Episode sitkom “Friends” pernah menampilkan adegan neraka saat Ross harus menemani Mike, atau Mike harus menemani Ross. Berdua di satu ruang tamu, lihatlah, betapa sulitnya mereka untuk mengobrol. Sementara itu, kata mBak Tannen, komunikasi antarperempuan lebih menonjol untuk mencari keserasian, saling confirm, meneguhkan. Para wanita itu juga cenderung lebih suka menerangkan, menjelaskan.
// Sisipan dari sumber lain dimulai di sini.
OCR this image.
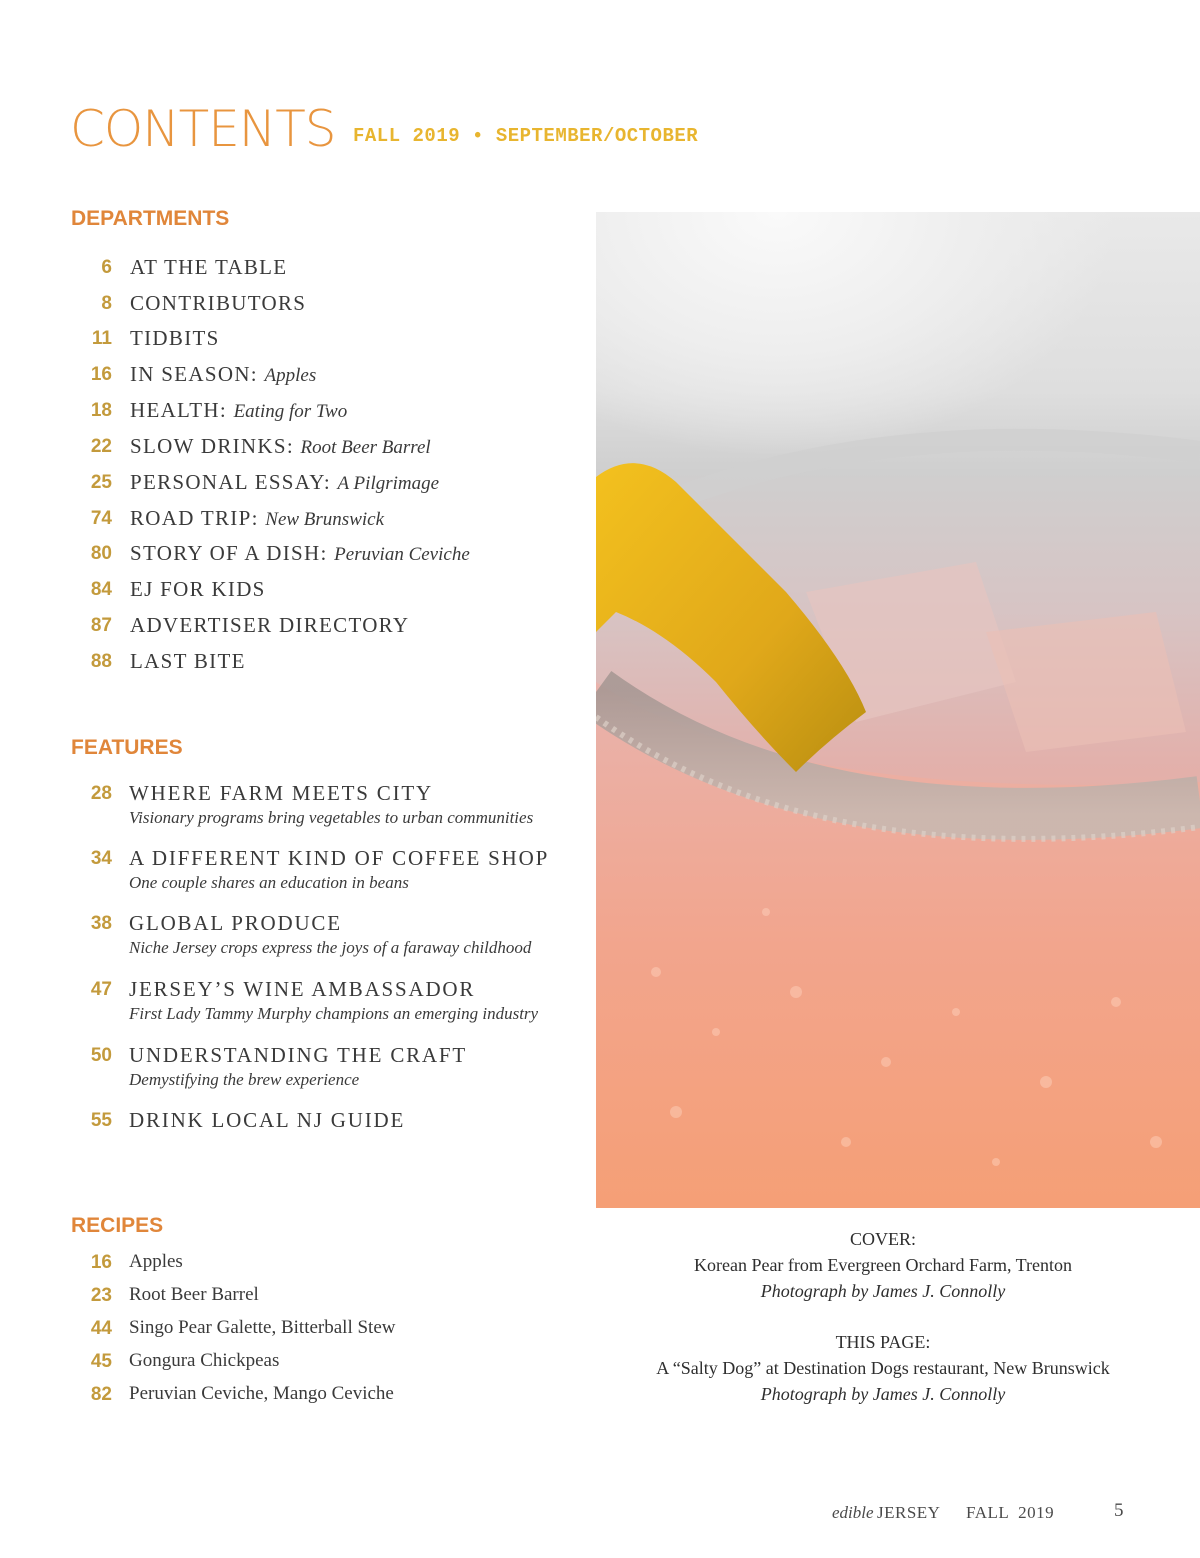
CONTENTS FALL 2019 • SEPTEMBER/OCTOBER
DEPARTMENTS
6 AT THE TABLE
8 CONTRIBUTORS
11 TIDBITS
16 IN SEASON: Apples
18 HEALTH: Eating for Two
22 SLOW DRINKS: Root Beer Barrel
25 PERSONAL ESSAY: A Pilgrimage
74 ROAD TRIP: New Brunswick
80 STORY OF A DISH: Peruvian Ceviche
84 EJ FOR KIDS
87 ADVERTISER DIRECTORY
88 LAST BITE
FEATURES
28 WHERE FARM MEETS CITY
Visionary programs bring vegetables to urban communities
34 A DIFFERENT KIND OF COFFEE SHOP
One couple shares an education in beans
38 GLOBAL PRODUCE
Niche Jersey crops express the joys of a faraway childhood
47 JERSEY’S WINE AMBASSADOR
First Lady Tammy Murphy champions an emerging industry
50 UNDERSTANDING THE CRAFT
Demystifying the brew experience
55 DRINK LOCAL NJ GUIDE
RECIPES
16 Apples
23 Root Beer Barrel
44 Singo Pear Galette, Bitterball Stew
45 Gongura Chickpeas
82 Peruvian Ceviche, Mango Ceviche
COVER:
Korean Pear from Evergreen Orchard Farm, Trenton
Photograph by James J. Connolly
THIS PAGE:
A “Salty Dog” at Destination Dogs restaurant, New Brunswick
Photograph by James J. Connolly
edible JERSEY FALL  2019	5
Dalam atmosfir persaingan antarpria, maka dalam komunikasi mereka yang paling mudah berhamburan adalah istilah-istilah teknis. Sebab istilah-istilah itu ibarat peluru-peluru yang melesat untuk melumpuhkan lawan bicara. Kalau fihak lawan dianggap tidak tahu sesuatu istilah, maka ia dianggap sebagai fihak yang kalah.

Tina, mungkin sudah tak menyadari bahwa dirinya sudah ketularan bahasa dan istilah-istilah macho itu. Pernah ia tiba-tiba menulis istilah “css” padaku. Tanpa bla-bla-bla. Tanpa keterangan. Aku tak tahu “c.s.s”, tapi tahu “a.s.s”.
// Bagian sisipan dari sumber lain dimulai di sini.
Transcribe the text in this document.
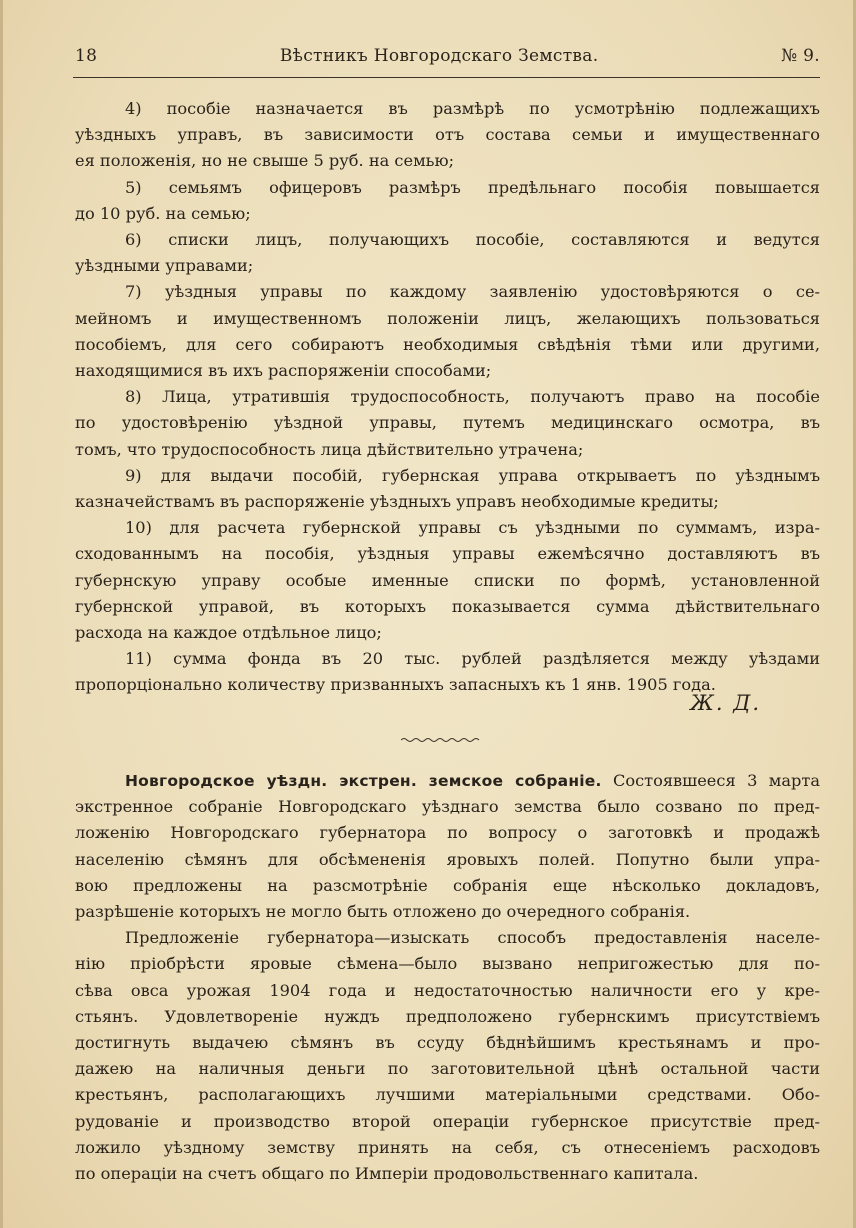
18	Вѣстникъ Новгородскаго Земства.	№ 9.
4) пособіе назначается въ размѣрѣ по усмотрѣнію подлежащихъ
уѣздныхъ управъ, въ зависимости отъ состава семьи и имущественнаго
ея положенія, но не свыше 5 руб. на семью;
5) семьямъ офицеровъ размѣръ предѣльнаго пособія повышается
до 10 руб. на семью;
6) списки лицъ, получающихъ пособіе, составляются и ведутся
уѣздными управами;
7) уѣздныя управы по каждому заявленію удостовѣряются о се-
мейномъ и имущественномъ положеніи лицъ, желающихъ пользоваться
пособіемъ, для сего собираютъ необходимыя свѣдѣнія тѣми или другими,
находящимися въ ихъ распоряженіи способами;
8) Лица, утратившія трудоспособность, получаютъ право на пособіе
по удостовѣренію уѣздной управы, путемъ медицинскаго осмотра, въ
томъ, что трудоспособность лица дѣйствительно утрачена;
9) для выдачи пособій, губернская управа открываетъ по уѣзднымъ
казначействамъ въ распоряженіе уѣздныхъ управъ необходимые кредиты;
10) для расчета губернской управы съ уѣздными по суммамъ, изра-
сходованнымъ на пособія, уѣздныя управы ежемѣсячно доставляютъ въ
губернскую управу особые именные списки по формѣ, установленной
губернской управой, въ которыхъ показывается сумма дѣйствительнаго
расхода на каждое отдѣльное лицо;
11) сумма фонда въ 20 тыс. рублей раздѣляется между уѣздами
пропорціонально количеству призванныхъ запасныхъ къ 1 янв. 1905 года.
Ж. Д.
Новгородское уѣздн. экстрен. земское собраніе. Состоявшееся 3 марта
экстренное собраніе Новгородскаго уѣзднаго земства было созвано по пред-
ложенію Новгородскаго губернатора по вопросу о заготовкѣ и продажѣ
населенію сѣмянъ для обсѣмененія яровыхъ полей. Попутно были упра-
вою предложены на разсмотрѣніе собранія еще нѣсколько докладовъ,
разрѣшеніе которыхъ не могло быть отложено до очередного собранія.
Предложеніе губернатора—изыскать способъ предоставленія населе-
нію пріобрѣсти яровые сѣмена—было вызвано непригожестью для по-
сѣва овса урожая 1904 года и недостаточностью наличности его у кре-
стьянъ. Удовлетвореніе нуждъ предположено губернскимъ присутствіемъ
достигнуть выдачею сѣмянъ въ ссуду бѣднѣйшимъ крестьянамъ и про-
дажею на наличныя деньги по заготовительной цѣнѣ остальной части
крестьянъ, располагающихъ лучшими матеріальными средствами. Обо-
рудованіе и производство второй операціи губернское присутствіе пред-
ложило уѣздному земству принять на себя, съ отнесеніемъ расходовъ
по операціи на счетъ общаго по Имперіи продовольственнаго капитала.
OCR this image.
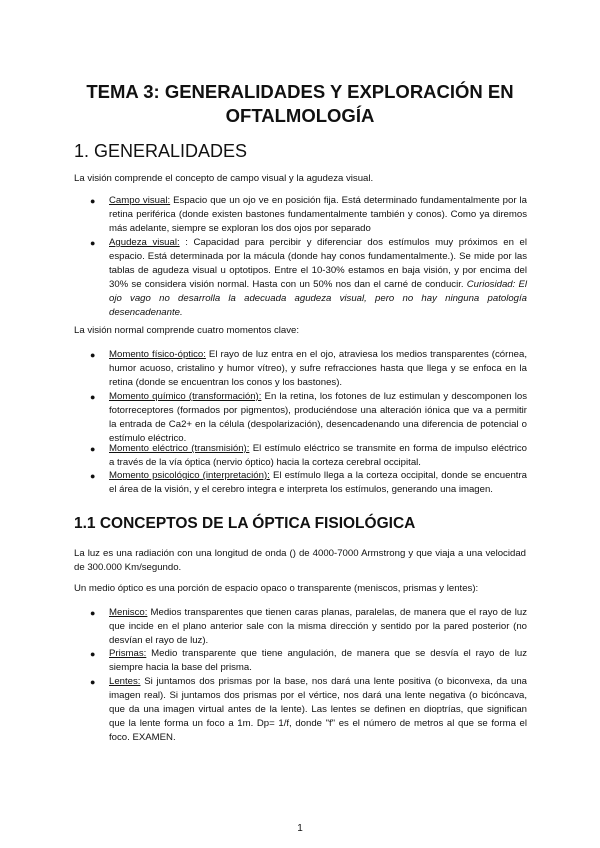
TEMA 3: GENERALIDADES Y EXPLORACIÓN EN OFTALMOLOGÍA
1. GENERALIDADES

La visión comprende el concepto de campo visual y la agudeza visual.

● Campo visual: Espacio que un ojo ve en posición fija. Está determinado fundamentalmente por la retina periférica (donde existen bastones fundamentalmente también y conos). Como ya diremos más adelante, siempre se exploran los dos ojos por separado
● Agudeza visual: : Capacidad para percibir y diferenciar dos estímulos muy próximos en el espacio. Está determinada por la mácula (donde hay conos fundamentalmente.). Se mide por las tablas de agudeza visual u optotipos. Entre el 10-30% estamos en baja visión, y por encima del 30% se considera visión normal. Hasta con un 50% nos dan el carné de conducir. Curiosidad: El ojo vago no desarrolla la adecuada agudeza visual, pero no hay ninguna patología desencadenante.

La visión normal comprende cuatro momentos clave:

● Momento físico-óptico: El rayo de luz entra en el ojo, atraviesa los medios transparentes (córnea, humor acuoso, cristalino y humor vítreo), y sufre refracciones hasta que llega y se enfoca en la retina (donde se encuentran los conos y los bastones).
● Momento químico (transformación): En la retina, los fotones de luz estimulan y descomponen los fotorreceptores (formados por pigmentos), produciéndose una alteración iónica que va a permitir la entrada de Ca2+ en la célula (despolarización), desencadenando una diferencia de potencial o estímulo eléctrico.
● Momento eléctrico (transmisión): El estímulo eléctrico se transmite en forma de impulso eléctrico a través de la vía óptica (nervio óptico) hacia la corteza cerebral occipital.
● Momento psicológico (interpretación): El estímulo llega a la corteza occipital, donde se encuentra el área de la visión, y el cerebro integra e interpreta los estímulos, generando una imagen.
1.1 CONCEPTOS DE LA ÓPTICA FISIOLÓGICA

La luz es una radiación con una longitud de onda () de 4000-7000 Armstrong y que viaja a una velocidad de 300.000 Km/segundo.

Un medio óptico es una porción de espacio opaco o transparente (meniscos, prismas y lentes):

● Menisco: Medios transparentes que tienen caras planas, paralelas, de manera que el rayo de luz que incide en el plano anterior sale con la misma dirección y sentido por la pared posterior (no desvían el rayo de luz).
● Prismas: Medio transparente que tiene angulación, de manera que se desvía el rayo de luz siempre hacia la base del prisma.
● Lentes: Si juntamos dos prismas por la base, nos dará una lente positiva (o biconvexa, da una imagen real). Si juntamos dos prismas por el vértice, nos dará una lente negativa (o bicóncava, que da una imagen virtual antes de la lente). Las lentes se definen en dioptrías, que significan que la lente forma un foco a 1m. Dp= 1/f, donde "f" es el número de metros al que se forma el foco. EXAMEN.
1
Maka aku sebut saja Tina sebagai “T the T” : Tina si Techie. Istilah lainnya : “nerd”. Aku juga engga yakin suaminya, Franz, “ngeh” pula atas isi tulisannya Tina di blog lamanya tersebut. Tentu saja, ke-techie-an Tina itu bukan bencana. Malahan berkah bagi kita. Untuk itu, ayo skarang sekarang waktunya bertanya lebih lanjut kepada Pak Moore.


Pak Moore ini punya ajaran mengenai menyeberang jurang. Crossing the chasm . Judul buku yang membuat musik di telinga dan indah di mata. Ia membincangkan adanya beragam karakter konsumen teknologi. Aku belum kuat beli buku teknik lintas jurang ini. Maka cari-cari akal untuk mencuri-curi baca di toko buku. Tentu saja bukan di Wonogiri.

Tempatnya asyik, QB World of Books, Jl. Sunda, belakang Sarinah, Jakarta. Di bawah bakmi GM. Dibanding toko buku Borders atau Kinokuniya di Orchard Road, dua toko ini menang dalam ukuran sepakbolanya. Spacenya seluas lapangan sepakbola. Tapi di QB, sedikit lebih cozy. Pengunjungnya lebih sedikit. Jadi engga begitu berisik, lebih private. Toko buku bergaya kafe.

Dulu di Times Bookshop Indonesia Plaza, baru mau catat judul saja sudah dipelototi penjaga. Kuno loe. Dan koleksinya di sini lebih banyak buku terbitan Inggris. Tetapi di QB-nya Richard Oh yang pencinta sastra ini, lebih banyak dari penerbit AS.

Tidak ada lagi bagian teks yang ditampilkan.